Pfizer decides against splitting Essential Health, Innovative Health divisions


NEW YORK — After a period of evaluation, Pfizer announced Monday that its board of directors and executive leadership team had decided not to split the company into two separate companies, Pfizer Innovative Health and Pfizer Essential Health. The two will remain separately managed units within Pfizer. 


“We believe that by operating two separate and autonomous units within Pfizer we are already accessing many of the potential benefits of a split — sharper focus, increased accountability, and a greater sense of urgency — while also retaining the operational strength, efficiency and financial flexibility of operating as a single company as compared with operating as two, separate publicly traded companies,” Pfizer chairman and CEO Ian Read said. “We will continue to generate the financial information necessary to preserve our option to split our businesses should factors materially change at some point in the future.”
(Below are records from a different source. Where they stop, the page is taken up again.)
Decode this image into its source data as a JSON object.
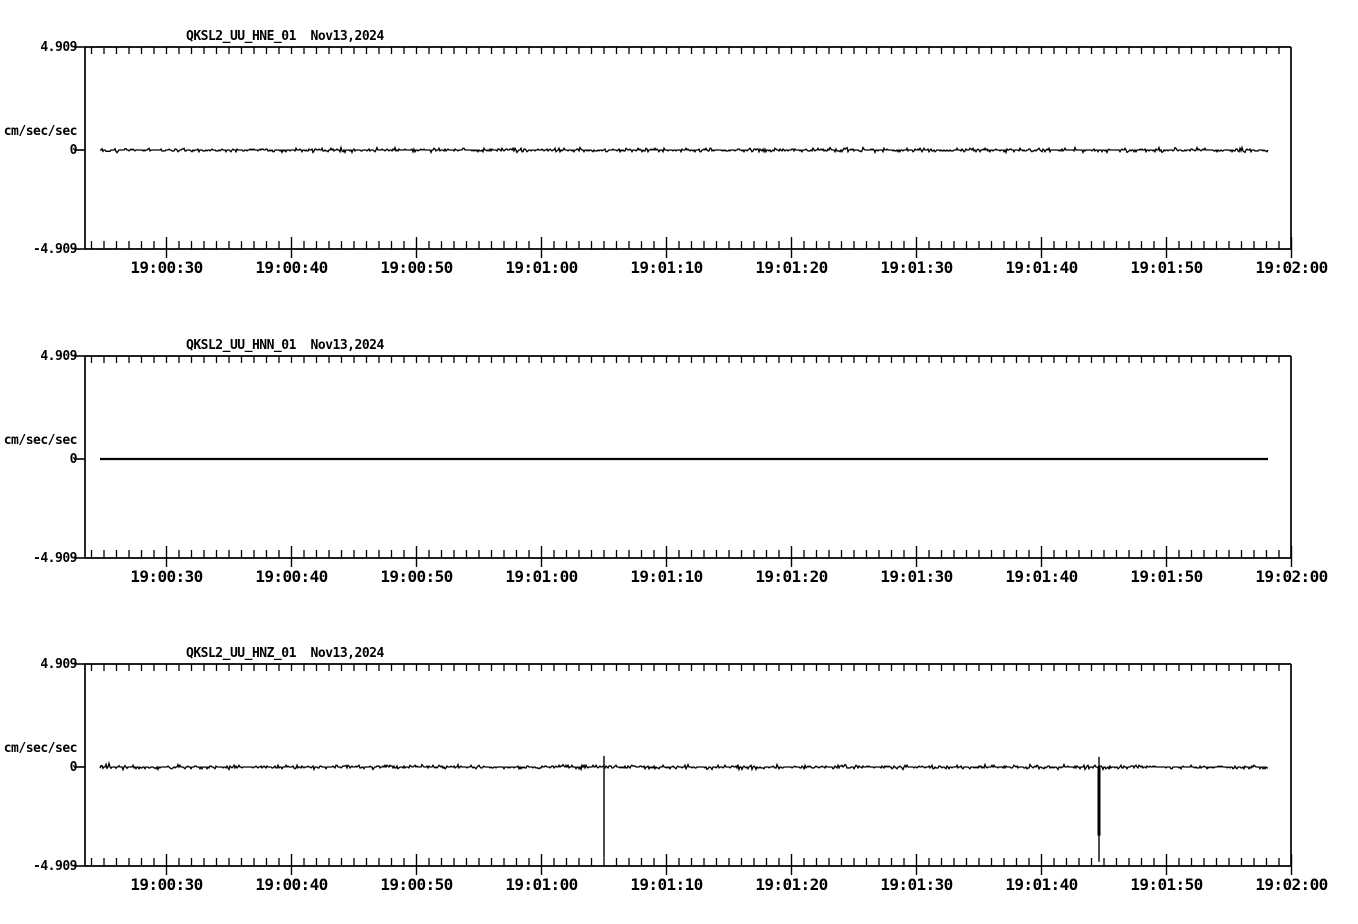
{
  "page": {
    "background_color": "#ffffff",
    "line_color": "#000000",
    "n_panels": 3
  },
  "chart_data": [
    {
      "type": "line",
      "title": "QKSL2_UU_HNE_01  Nov13,2024",
      "ylabel": "cm/sec/sec",
      "ylim": [
        -4.909,
        4.909
      ],
      "ytick_labels": [
        "4.909",
        "0",
        "-4.909"
      ],
      "x_tick_labels": [
        "19:00:30",
        "19:00:40",
        "19:00:50",
        "19:01:00",
        "19:01:10",
        "19:01:20",
        "19:01:30",
        "19:01:40",
        "19:01:50",
        "19:02:00"
      ],
      "x_minor_tick_interval_s": 1,
      "x_range": {
        "start": "19:00:23.5",
        "end": "19:02:00"
      },
      "trace": {
        "style": "noise",
        "baseline": 0,
        "peak_noise": 0.1,
        "start": "19:00:24.7",
        "end": "19:01:58.2",
        "spikes": []
      }
    },
    {
      "type": "line",
      "title": "QKSL2_UU_HNN_01  Nov13,2024",
      "ylabel": "cm/sec/sec",
      "ylim": [
        -4.909,
        4.909
      ],
      "ytick_labels": [
        "4.909",
        "0",
        "-4.909"
      ],
      "x_tick_labels": [
        "19:00:30",
        "19:00:40",
        "19:00:50",
        "19:01:00",
        "19:01:10",
        "19:01:20",
        "19:01:30",
        "19:01:40",
        "19:01:50",
        "19:02:00"
      ],
      "x_minor_tick_interval_s": 1,
      "x_range": {
        "start": "19:00:23.5",
        "end": "19:02:00"
      },
      "trace": {
        "style": "flat",
        "baseline": 0,
        "peak_noise": 0.02,
        "start": "19:00:24.7",
        "end": "19:01:58.2",
        "spikes": []
      }
    },
    {
      "type": "line",
      "title": "QKSL2_UU_HNZ_01  Nov13,2024",
      "ylabel": "cm/sec/sec",
      "ylim": [
        -4.909,
        4.909
      ],
      "ytick_labels": [
        "4.909",
        "0",
        "-4.909"
      ],
      "x_tick_labels": [
        "19:00:30",
        "19:00:40",
        "19:00:50",
        "19:01:00",
        "19:01:10",
        "19:01:20",
        "19:01:30",
        "19:01:40",
        "19:01:50",
        "19:02:00"
      ],
      "x_minor_tick_interval_s": 1,
      "x_range": {
        "start": "19:00:23.5",
        "end": "19:02:00"
      },
      "trace": {
        "style": "noise",
        "baseline": 0,
        "peak_noise": 0.1,
        "start": "19:00:24.7",
        "end": "19:01:58.2",
        "spikes": [
          {
            "time": "19:01:05.0",
            "value": -4.5,
            "overshoot": 0.55,
            "dense_to": 0
          },
          {
            "time": "19:01:44.6",
            "value": -4.7,
            "overshoot": 0.5,
            "dense_to": -3.4
          }
        ]
      }
    }
  ]
}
The company evaluated the performance of both businesses, and they both demonstrated the ability to compete on a standalone basis, but according to Pfizer EVP business operations and CFO Frank D’Amelio, “In our analysis, we concluded that splitting into two companies at this time would not enhance the cash flow generation and competitive positioning of the businesses and the operational disruption, increased costs of a split and inability to realize any incremental tax efficiencies would likely be value destructive.”
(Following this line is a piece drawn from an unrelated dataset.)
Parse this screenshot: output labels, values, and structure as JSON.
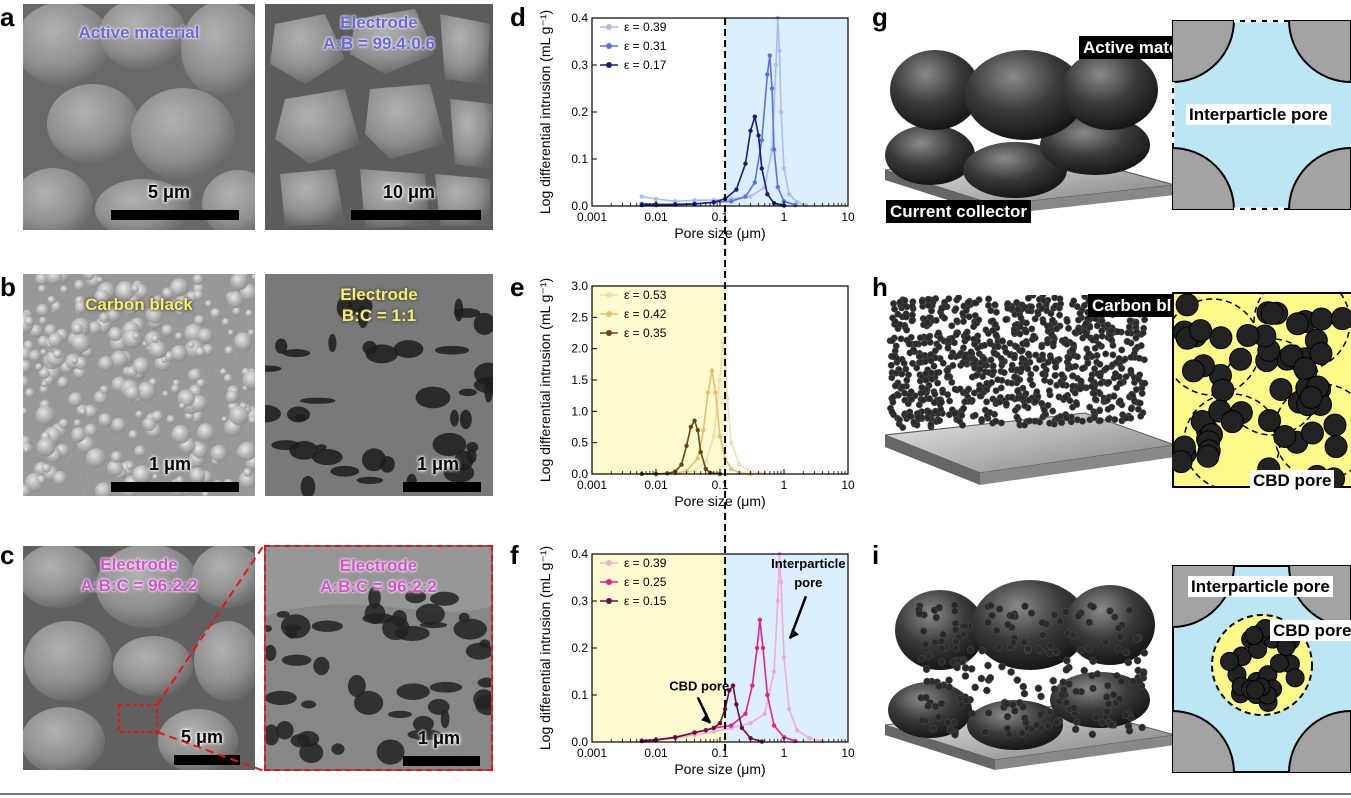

Instead, Pfizer said it’s poised to grow the both the Innovative Health and Essential Health Business, and over the past years has improved the Essential Health business’s research and development capability, among other efforts to maximize its R&D investments’ value. Since 2010, Pfizer has received 20 new drug approvals. 


Similarly, the company said its Essential Health division has been strengthened by the completed acquisition of Anacor and its pending Medivation acquisition. This division was also bolstered by acquisitions of Hospira and Innopharma, as well as the pending acquisition of AstraZeneca’s small molecule anti-infectives business. 


Pfizer said that since 2010, it has captured approximately $32 billion from the disposition of its Capsugel and Pfizer Nutrition businesses, and its Animal Health business spinoff’s IPO and share exchange returned $88.1 billion to shareholders. The company said it will more fully allocate indirect expenses for each of the two business by including estimates of the dollar value of these expenses, starting with quarterly financials for Q1 2017. 


Read said this course of action “is currently the best structure to continue to deliver on our commitments to patients, physicians, payers and governments, and to drive value for our shareholders.”